Otomotiv Sanayi, Uluslararası Otomotiv Mühendisliği Konferansı – IAEC 2023’te Yeşil ve Dijital Geleceği Masaya Yatırdı!

Otomotiv mühendisliği alanında en yeni teknolojilerin ve gelişmelerin mercek altına alındığı ‟Uluslararası Otomotiv Mühendisliği Konferansı – IAEC”, Yeşil ve Dijital Gelecek temasıyla gerçekleştirildi. Bu yıl sekizincisi düzenlenen IAEC 2023’e alanında uzman yerli, yabancı sektör temsilcileri ile, dünyanın önde gelen şirketlerin yöneticileri katıldı. Konferansın açılışında konuşan Konferans Başkanı ve Galatasaray Üniversitesi Öğretim Üyesi Prof. Dr. Tankut Acarman, “Günümüzdeki araçların yazılımı ve donanımı dağıtık gömülü sistem olarak gerek sürüş açısından gerekse yazılımsal olarak sunulan ileri seviye sürüş destek sistemleri, buna otonom sürüş de dahil edilebilir güvenilir olmalıdır. Ürünlerin çevre ile dost, emisyon salımının azaltılması hatta sıfırlanması açısından çevreci yani yeşil, üretimi aşamasında aynı miktarda çıktının ekolojik etkisini azaltmak üzere yeniden dönüşümü hedefleyen eko-verimli süreçlere tabi olması hedeflenmektedir. Avrupa Birliği Yeşil Mutabakat girişimi doğrultusunda 2050 yılına gelindiğinde neredeyse tüm otomobiller, kamyonetler, otobüsler ve kamyonların sıfır emisyonlu olması hedeflenmektedir. Daha yakın bir tarih olarak 2030’a kadar Avrupa yollarında en az 30 milyon sıfır emisyonlu araç kullanılacak. Otonom sürüş de büyük ölçekte yaygınlaşacaktır. Bu hedefler Türkiye’de de takip ediliyor. Ekim 2023’te satılan her 5 araçtan biri elektrikli araç olmuştur. Daha enerji verimli, daha güvenli ve hızlı ulaşımı sağlamak üzere dijitalleşme önemli bir rol üstlenecektir” dedi. Konferansta konuşan Bilgi Teknolojileri ve İletişim Kurumu (BTK) Başkanı Ömer Abdullah Karagözoğlu ise, tüm dünyada otomotiv sektöründe önemli değişim ve dönüşüm yaşandığını, elektrikli araçlara geçişin hızlandığını kaydetti. Küresel elektrikli araç pazarının hızla büyüdüğünü vurgulayan Ömer Abdullah Karagözoğlu, “2022 yılında küresel elektrikli araç satışında bir önceki yıla göre yüzde 108’lik bir artış olduğunu görüyoruz. Otonom araç teknolojisinde ise istatistikler 2022 yılında küresel olarak 100 milyar doların üzerinde yatırım yapıldığını gösteriyor” dedi.

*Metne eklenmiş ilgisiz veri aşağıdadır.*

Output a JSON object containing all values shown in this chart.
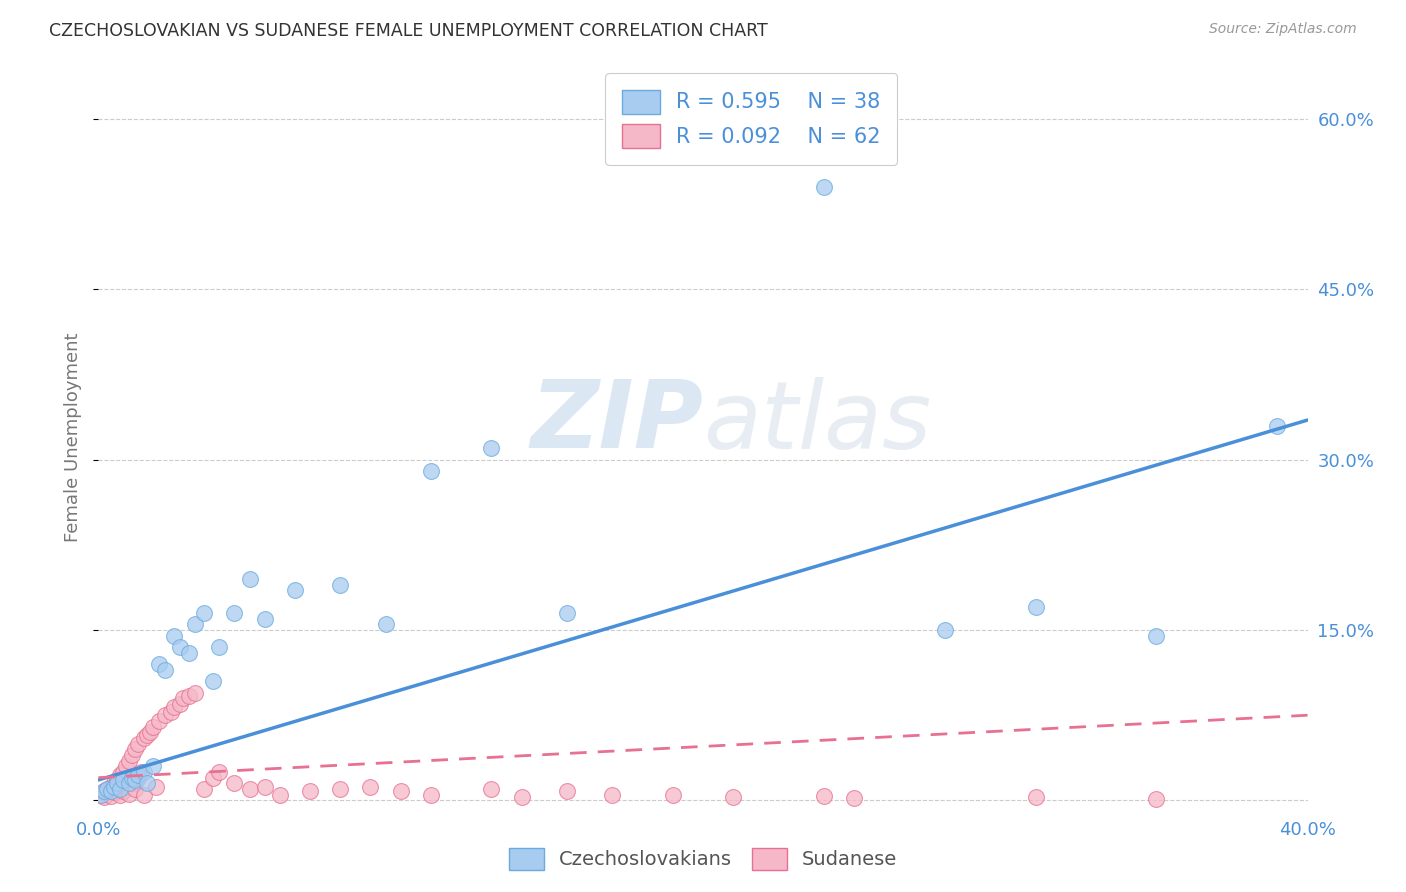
{
  "title": "CZECHOSLOVAKIAN VS SUDANESE FEMALE UNEMPLOYMENT CORRELATION CHART",
  "source": "Source: ZipAtlas.com",
  "ylabel": "Female Unemployment",
  "yticks": [
    0.0,
    0.15,
    0.3,
    0.45,
    0.6
  ],
  "xlim": [
    0.0,
    0.4
  ],
  "ylim": [
    -0.01,
    0.65
  ],
  "blue_scatter_color": "#A8CCF0",
  "blue_scatter_edge": "#6AAADE",
  "pink_scatter_color": "#F5B8C8",
  "pink_scatter_edge": "#E87090",
  "blue_line_color": "#4A90D9",
  "pink_line_color": "#E87090",
  "blue_line_start_y": 0.018,
  "blue_line_end_y": 0.335,
  "pink_line_start_y": 0.02,
  "pink_line_end_y": 0.075,
  "watermark_color": "#D5E5F5",
  "grid_color": "#CCCCCC",
  "background_color": "#FFFFFF",
  "tick_label_color": "#4A90D9",
  "ylabel_color": "#777777",
  "title_color": "#333333",
  "source_color": "#999999",
  "legend_text_color": "#4A90D9",
  "bottom_legend_color": "#555555",
  "blue_x": [
    0.001,
    0.002,
    0.003,
    0.004,
    0.005,
    0.006,
    0.007,
    0.008,
    0.01,
    0.011,
    0.012,
    0.013,
    0.015,
    0.016,
    0.018,
    0.02,
    0.022,
    0.025,
    0.027,
    0.03,
    0.032,
    0.035,
    0.038,
    0.04,
    0.045,
    0.05,
    0.055,
    0.065,
    0.08,
    0.095,
    0.11,
    0.13,
    0.155,
    0.24,
    0.28,
    0.31,
    0.35,
    0.39
  ],
  "blue_y": [
    0.005,
    0.008,
    0.01,
    0.008,
    0.012,
    0.015,
    0.01,
    0.018,
    0.015,
    0.02,
    0.018,
    0.022,
    0.025,
    0.015,
    0.03,
    0.12,
    0.115,
    0.145,
    0.135,
    0.13,
    0.155,
    0.165,
    0.105,
    0.135,
    0.165,
    0.195,
    0.16,
    0.185,
    0.19,
    0.155,
    0.29,
    0.31,
    0.165,
    0.54,
    0.15,
    0.17,
    0.145,
    0.33
  ],
  "pink_x": [
    0.001,
    0.002,
    0.002,
    0.003,
    0.003,
    0.004,
    0.004,
    0.005,
    0.005,
    0.006,
    0.006,
    0.007,
    0.007,
    0.008,
    0.008,
    0.009,
    0.009,
    0.01,
    0.01,
    0.011,
    0.011,
    0.012,
    0.012,
    0.013,
    0.013,
    0.014,
    0.015,
    0.015,
    0.016,
    0.017,
    0.018,
    0.019,
    0.02,
    0.022,
    0.024,
    0.025,
    0.027,
    0.028,
    0.03,
    0.032,
    0.035,
    0.038,
    0.04,
    0.045,
    0.05,
    0.055,
    0.06,
    0.07,
    0.08,
    0.09,
    0.1,
    0.11,
    0.13,
    0.14,
    0.155,
    0.17,
    0.19,
    0.21,
    0.24,
    0.25,
    0.31,
    0.35
  ],
  "pink_y": [
    0.005,
    0.003,
    0.008,
    0.006,
    0.01,
    0.004,
    0.012,
    0.007,
    0.015,
    0.01,
    0.018,
    0.005,
    0.022,
    0.008,
    0.025,
    0.012,
    0.03,
    0.006,
    0.035,
    0.015,
    0.04,
    0.01,
    0.045,
    0.02,
    0.05,
    0.025,
    0.055,
    0.005,
    0.058,
    0.06,
    0.065,
    0.012,
    0.07,
    0.075,
    0.078,
    0.082,
    0.085,
    0.09,
    0.092,
    0.095,
    0.01,
    0.02,
    0.025,
    0.015,
    0.01,
    0.012,
    0.005,
    0.008,
    0.01,
    0.012,
    0.008,
    0.005,
    0.01,
    0.003,
    0.008,
    0.005,
    0.005,
    0.003,
    0.004,
    0.002,
    0.003,
    0.001
  ]
}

Konferansın ana konuşmacısı SAE International® (SAE), Performance Review InstituteSM (PRI) ve SAE ITC ortak girişimi olan Fullsight’ın CEO’su David Schutt ise, “Türkiye otomotiv endüstrisi, lokal ekonomideki rolünün yanı sıra araç üreticilerinin ve sektör uzmanlarının küresel network’ünün de bir parçası. Gelecek için Türk otomotiv endüstrisinin araç üretimi, tasarımı konusundaki değerli katkılarını bekliyoruz. Bu organizasyonun mobilite sektörünün içerisindeki paydaş ve uzmanlarımızın bilgi ve deneyimlerinden faydalanıldığı değerli bir organizasyon olduğunu düşünüyorum. Bir arada bulunarak sektöre yönelik bilgi ve deneyimimizi paylaşmak çok önemlidir” diye konuştu.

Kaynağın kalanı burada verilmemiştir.